"Znajomość polskiego jest zaletą". Walijczycy oburzeni
Zajmująca się utylizacją odpadów firma Cwm Environmental opublikowała ogłoszenie, w którym poszukiwana jest osoba pracująca przy recyklingu śmieci.
Oferta zawierała szczegółowy opis zajęcia, stawkę godzinową (6,50 funtów), a także adnotację: „Znajomość języka polskiego jest zaletą, jednakże nie jest wymagana”.
To jedno - zdawałoby się, że zupełnie niewinne - zdanie wywołało wiele kontrowersji wśród mieszkańców walijskiego Carmarthenshire - informuje portal "Wales Online".
Walijczycy zarzucają firmie, że w ogłoszeniu nie pojawiła się wzmianka o tym, że znajomość walijskiego byłaby atutem – tymczasem aż 40 procent mieszkańców miasta zna ten język.
Sprawa zyskała ponadto szerszy wydźwięk z tego względu, że szukające pracownika przedsiębiorstwo należy do tamtejszej rady miasta. Wybory w Carmarthenshire wygrała Partia Pracy, która znana jest z przychylniejszego nastawienia do imigrantów niż konserwatyści.
Do dyskusji włączyli się więc lokalni przedstawiciele Partii Konserwatywnej, którzy oskarżyli Partię Pracy o faworyzowanie imigrantów, podczas gdy powinni pomagać bezrobotnym Brytyjczykom w znalezieniu pracy.

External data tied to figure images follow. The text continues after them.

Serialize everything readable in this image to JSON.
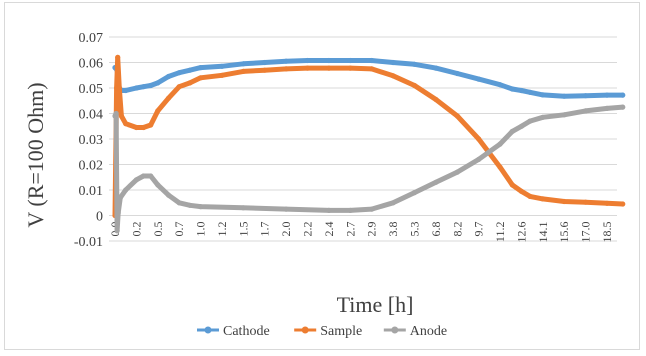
{
  "chart_data": {
    "type": "line",
    "xlabel": "Time [h]",
    "ylabel": "V (R=100 Ohm)",
    "ylim": [
      -0.01,
      0.07
    ],
    "yticks": [
      -0.01,
      0,
      0.01,
      0.02,
      0.03,
      0.04,
      0.05,
      0.06,
      0.07
    ],
    "ytick_labels": [
      "-0.01",
      "0",
      "0.01",
      "0.02",
      "0.03",
      "0.04",
      "0.05",
      "0.06",
      "0.07"
    ],
    "x_tick_labels": [
      "0.0",
      "0.2",
      "0.5",
      "0.7",
      "1.0",
      "1.2",
      "1.5",
      "1.7",
      "2.0",
      "2.2",
      "2.4",
      "2.7",
      "2.9",
      "3.8",
      "5.3",
      "6.8",
      "8.2",
      "9.7",
      "11.2",
      "12.6",
      "14.1",
      "15.6",
      "17.0",
      "18.5"
    ],
    "grid": "horizontal",
    "legend_position": "bottom",
    "series": [
      {
        "name": "Cathode",
        "color": "#5b9bd5",
        "points": [
          [
            0.0,
            0.058
          ],
          [
            0.02,
            0.057
          ],
          [
            0.04,
            0.05
          ],
          [
            0.06,
            0.049
          ],
          [
            0.1,
            0.049
          ],
          [
            0.2,
            0.05
          ],
          [
            0.3,
            0.0505
          ],
          [
            0.4,
            0.051
          ],
          [
            0.5,
            0.052
          ],
          [
            0.6,
            0.0545
          ],
          [
            0.7,
            0.056
          ],
          [
            0.85,
            0.057
          ],
          [
            1.0,
            0.058
          ],
          [
            1.2,
            0.0585
          ],
          [
            1.5,
            0.0595
          ],
          [
            1.7,
            0.06
          ],
          [
            2.0,
            0.0605
          ],
          [
            2.2,
            0.0608
          ],
          [
            2.4,
            0.0608
          ],
          [
            2.7,
            0.0608
          ],
          [
            2.9,
            0.0608
          ],
          [
            3.8,
            0.06
          ],
          [
            5.3,
            0.0593
          ],
          [
            6.8,
            0.0578
          ],
          [
            8.2,
            0.0557
          ],
          [
            9.7,
            0.0535
          ],
          [
            11.2,
            0.0513
          ],
          [
            12.0,
            0.0496
          ],
          [
            12.6,
            0.049
          ],
          [
            13.2,
            0.0483
          ],
          [
            14.1,
            0.0473
          ],
          [
            15.6,
            0.0468
          ],
          [
            17.0,
            0.047
          ],
          [
            18.5,
            0.0472
          ],
          [
            19.6,
            0.0472
          ]
        ]
      },
      {
        "name": "Sample",
        "color": "#ed7d31",
        "points": [
          [
            0.0,
            0.0
          ],
          [
            0.015,
            0.05
          ],
          [
            0.025,
            0.062
          ],
          [
            0.04,
            0.05
          ],
          [
            0.06,
            0.039
          ],
          [
            0.1,
            0.036
          ],
          [
            0.2,
            0.0345
          ],
          [
            0.3,
            0.0345
          ],
          [
            0.4,
            0.0355
          ],
          [
            0.5,
            0.041
          ],
          [
            0.6,
            0.046
          ],
          [
            0.7,
            0.0505
          ],
          [
            0.85,
            0.052
          ],
          [
            1.0,
            0.054
          ],
          [
            1.2,
            0.055
          ],
          [
            1.5,
            0.0565
          ],
          [
            1.7,
            0.057
          ],
          [
            2.0,
            0.0575
          ],
          [
            2.2,
            0.0578
          ],
          [
            2.4,
            0.0578
          ],
          [
            2.7,
            0.0578
          ],
          [
            2.9,
            0.0575
          ],
          [
            3.8,
            0.0548
          ],
          [
            5.3,
            0.051
          ],
          [
            6.8,
            0.0455
          ],
          [
            8.2,
            0.039
          ],
          [
            9.7,
            0.03
          ],
          [
            11.2,
            0.019
          ],
          [
            12.0,
            0.012
          ],
          [
            12.6,
            0.0095
          ],
          [
            13.2,
            0.0075
          ],
          [
            14.1,
            0.0065
          ],
          [
            15.6,
            0.0055
          ],
          [
            17.0,
            0.0052
          ],
          [
            18.5,
            0.0048
          ],
          [
            19.6,
            0.0045
          ]
        ]
      },
      {
        "name": "Anode",
        "color": "#a5a5a5",
        "points": [
          [
            0.0,
            0.039
          ],
          [
            0.01,
            0.04
          ],
          [
            0.02,
            -0.006
          ],
          [
            0.03,
            0.001
          ],
          [
            0.05,
            0.007
          ],
          [
            0.1,
            0.01
          ],
          [
            0.2,
            0.014
          ],
          [
            0.3,
            0.0155
          ],
          [
            0.4,
            0.0155
          ],
          [
            0.5,
            0.012
          ],
          [
            0.6,
            0.008
          ],
          [
            0.7,
            0.005
          ],
          [
            0.85,
            0.004
          ],
          [
            1.0,
            0.0035
          ],
          [
            1.5,
            0.003
          ],
          [
            2.0,
            0.0025
          ],
          [
            2.4,
            0.002
          ],
          [
            2.7,
            0.002
          ],
          [
            2.9,
            0.0025
          ],
          [
            3.8,
            0.005
          ],
          [
            5.3,
            0.009
          ],
          [
            6.8,
            0.013
          ],
          [
            8.2,
            0.017
          ],
          [
            9.7,
            0.022
          ],
          [
            11.2,
            0.028
          ],
          [
            12.0,
            0.033
          ],
          [
            12.6,
            0.035
          ],
          [
            13.2,
            0.037
          ],
          [
            14.1,
            0.0385
          ],
          [
            15.6,
            0.0395
          ],
          [
            17.0,
            0.041
          ],
          [
            18.5,
            0.042
          ],
          [
            19.6,
            0.0425
          ]
        ]
      }
    ]
  }
}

„To wydarzenie jest dowodem na to, że laburzyści rekrutują cudzoziemców kosztem lokalnych mieszkańców, którzy także szukają zatrudnienia” – stwierdził rzecznik walijskich torysów.
„Około 30 ze 100 naszych pracowników to osoby z Europy Wschodniej, zwłaszcza z Polski. Osoby te są bardzo dobrymi i niezawodnymi pracownikami, dlatego szukanie kogoś, kto potrafiłby się z nimi porozumieć, ma sens” – oświadczył dyrektor Cwm, John Rees.